The project, covering an area of 290 acres, will house 15,000 cabinets and up to 300,000 servers, delivering UCloud's infrastructure-as-a-service. UCloud was hailed as "China's answer to AWS" when it raised funding in 2014, and reportedly planned to go public in the US.
Northern powerhouse
Ulanqab is in the south of the Inner Mongolia autonomous region, which borders Mongolia in the North of China. The local government has listed cloud as a "strategic industry," and is aiming to build a cloud computing industry base in North China, serving Beijing and Tianjin, some 500km away.
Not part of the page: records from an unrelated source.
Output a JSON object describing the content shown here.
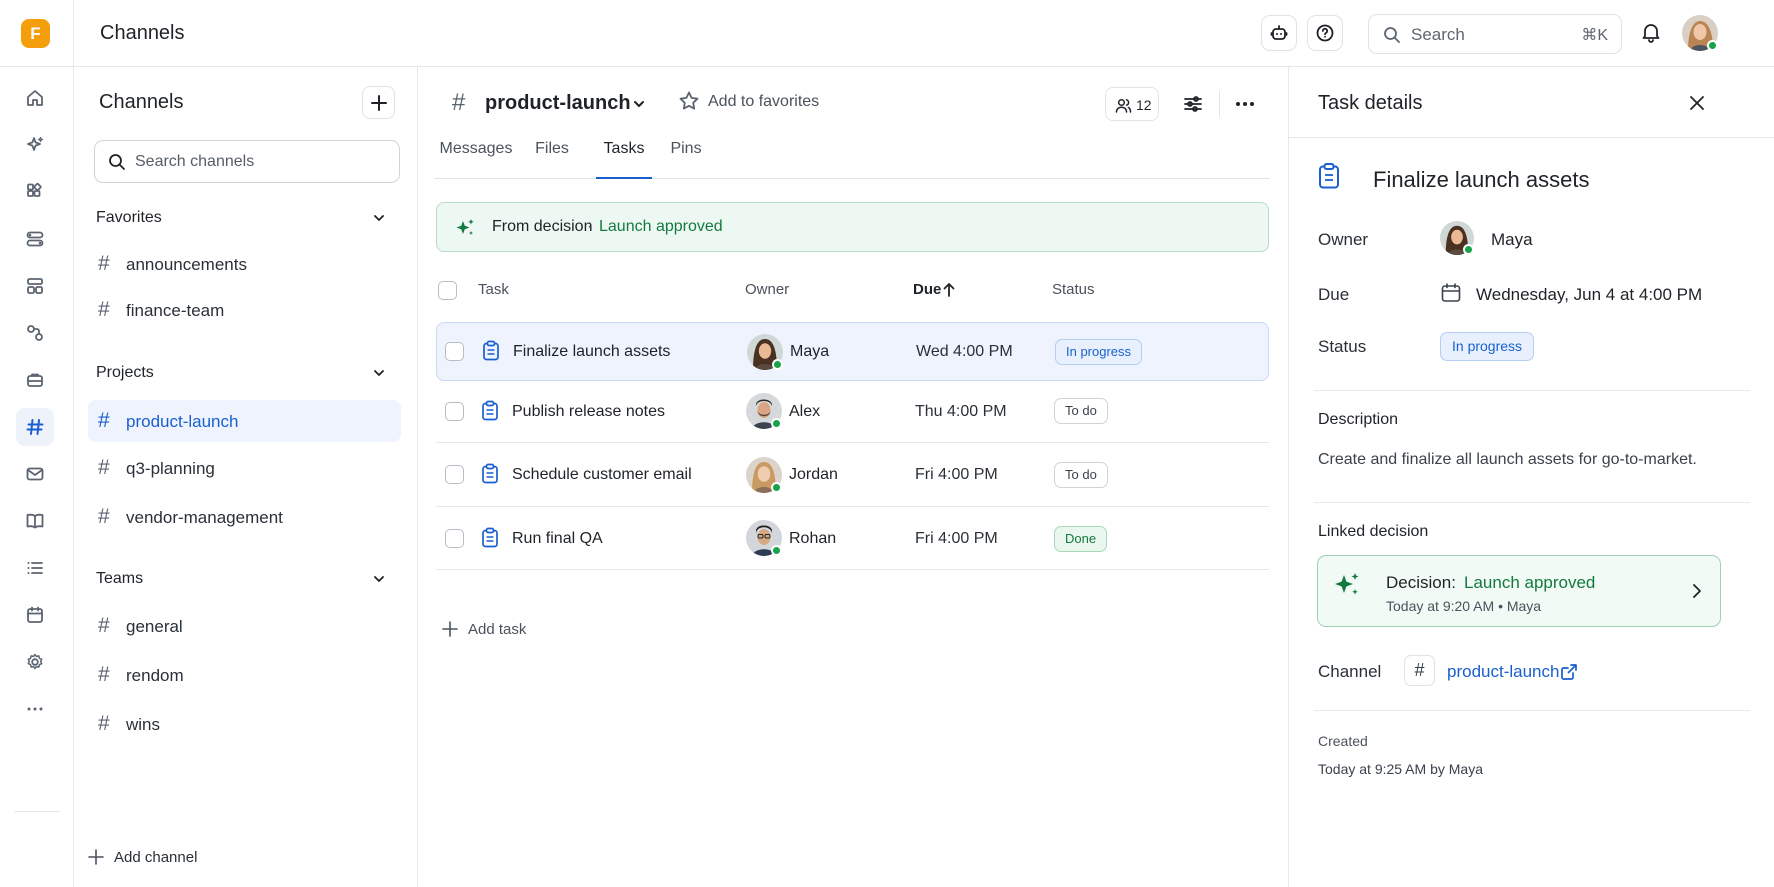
{
  "app": {
    "logo_letter": "F",
    "title": "Channels"
  },
  "topbar": {
    "search_placeholder": "Search",
    "search_shortcut": "⌘K",
    "icons": [
      "bot-icon",
      "help-icon",
      "bell-icon"
    ]
  },
  "rail": {
    "icons": [
      "home-icon",
      "sparkle-icon",
      "apps-icon",
      "toggles-icon",
      "layout-icon",
      "workflow-icon",
      "briefcase-icon",
      "hash-icon",
      "mail-icon",
      "book-icon",
      "list-icon",
      "calendar-icon",
      "settings-icon",
      "more-icon"
    ],
    "active": "hash-icon"
  },
  "sidebar": {
    "title": "Channels",
    "search_placeholder": "Search channels",
    "groups": [
      {
        "label": "Favorites",
        "items": [
          "announcements",
          "finance-team"
        ]
      },
      {
        "label": "Projects",
        "items": [
          "product-launch",
          "q3-planning",
          "vendor-management"
        ]
      },
      {
        "label": "Teams",
        "items": [
          "general",
          "rendom",
          "wins"
        ]
      }
    ],
    "active_channel": "product-launch",
    "add_channel": "Add channel"
  },
  "channel": {
    "hash": "#",
    "name": "product-launch",
    "favorite_label": "Add to favorites",
    "member_count": "12",
    "tabs": [
      "Messages",
      "Files",
      "Tasks",
      "Pins"
    ],
    "active_tab": "Tasks"
  },
  "banner": {
    "label": "From decision",
    "separator": "·",
    "value": "Launch approved"
  },
  "table": {
    "headers": {
      "task": "Task",
      "owner": "Owner",
      "due": "Due",
      "status": "Status"
    },
    "sorted_by": "Due",
    "sort_direction": "ascending",
    "rows": [
      {
        "task": "Finalize launch assets",
        "owner": "Maya",
        "due": "Wed 4:00 PM",
        "status": "In progress",
        "selected": true
      },
      {
        "task": "Publish release notes",
        "owner": "Alex",
        "due": "Thu 4:00 PM",
        "status": "To do",
        "selected": false
      },
      {
        "task": "Schedule customer email",
        "owner": "Jordan",
        "due": "Fri 4:00 PM",
        "status": "To do",
        "selected": false
      },
      {
        "task": "Run final QA",
        "owner": "Rohan",
        "due": "Fri 4:00 PM",
        "status": "Done",
        "selected": false
      }
    ],
    "add_task": "Add task"
  },
  "details": {
    "title": "Task details",
    "task_title": "Finalize launch assets",
    "owner_label": "Owner",
    "owner": "Maya",
    "due_label": "Due",
    "due": "Wednesday, Jun 4 at 4:00 PM",
    "status_label": "Status",
    "status": "In progress",
    "description_label": "Description",
    "description": "Create and finalize all launch assets for go-to-market.",
    "linked_label": "Linked decision",
    "decision_label": "Decision:",
    "decision_value": "Launch approved",
    "decision_meta": "Today at 9:20 AM • Maya",
    "channel_label": "Channel",
    "channel_hash": "#",
    "channel_name": "product-launch",
    "created_label": "Created",
    "created_value": "Today at 9:25 AM by Maya"
  },
  "colors": {
    "accent": "#1a5fd0",
    "brand": "#f59e0b",
    "success": "#137a3f",
    "presence": "#16a34a"
  }
}
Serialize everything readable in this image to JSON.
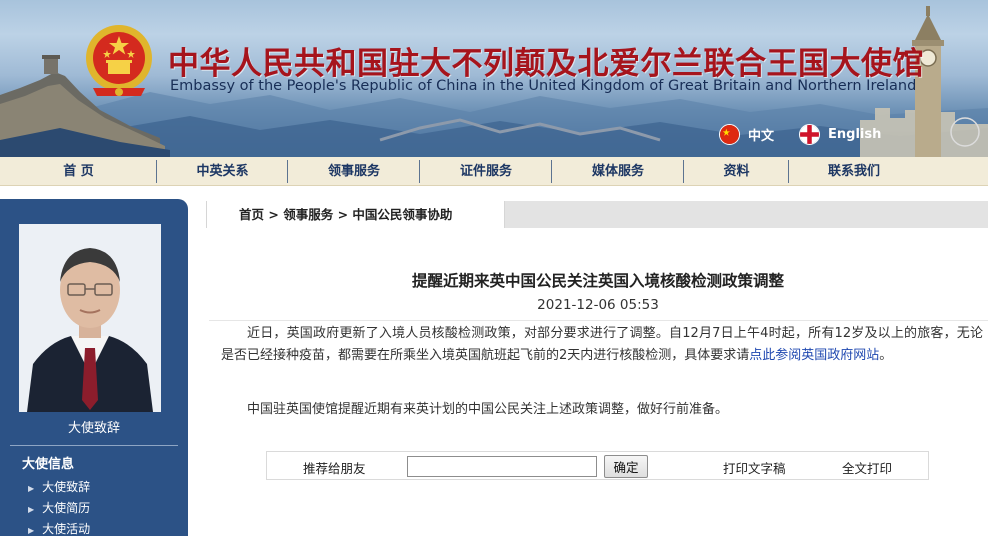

Much of this development is in the Chahar district.
"The mild climate, stable geology and low energy costs make Ulanqab very suitable for building data centers," states a video promoting a smaller, 1,600-rack cloud data center being built by Huawaei for the government.
Elsewhere in the region, Alibaba is building a data center of a similar size to UCloud, and the CNSP group is also building there, according to an Economist Intelligence Unit report. Ulanqab will also be the location an Apple data center, built to comply with Chinese data residency rules.
The UCloud project has received approval from the local authorities, according to a report form DCD in China. An environmental impact assessment (EIA) has been prepared, and is being reviewed.
UCloud says it expects the project to employ 200 people when completed, and to generate sales income of about 4 billion yuan (US$575m), and profit of 600 million yuan (US$87m).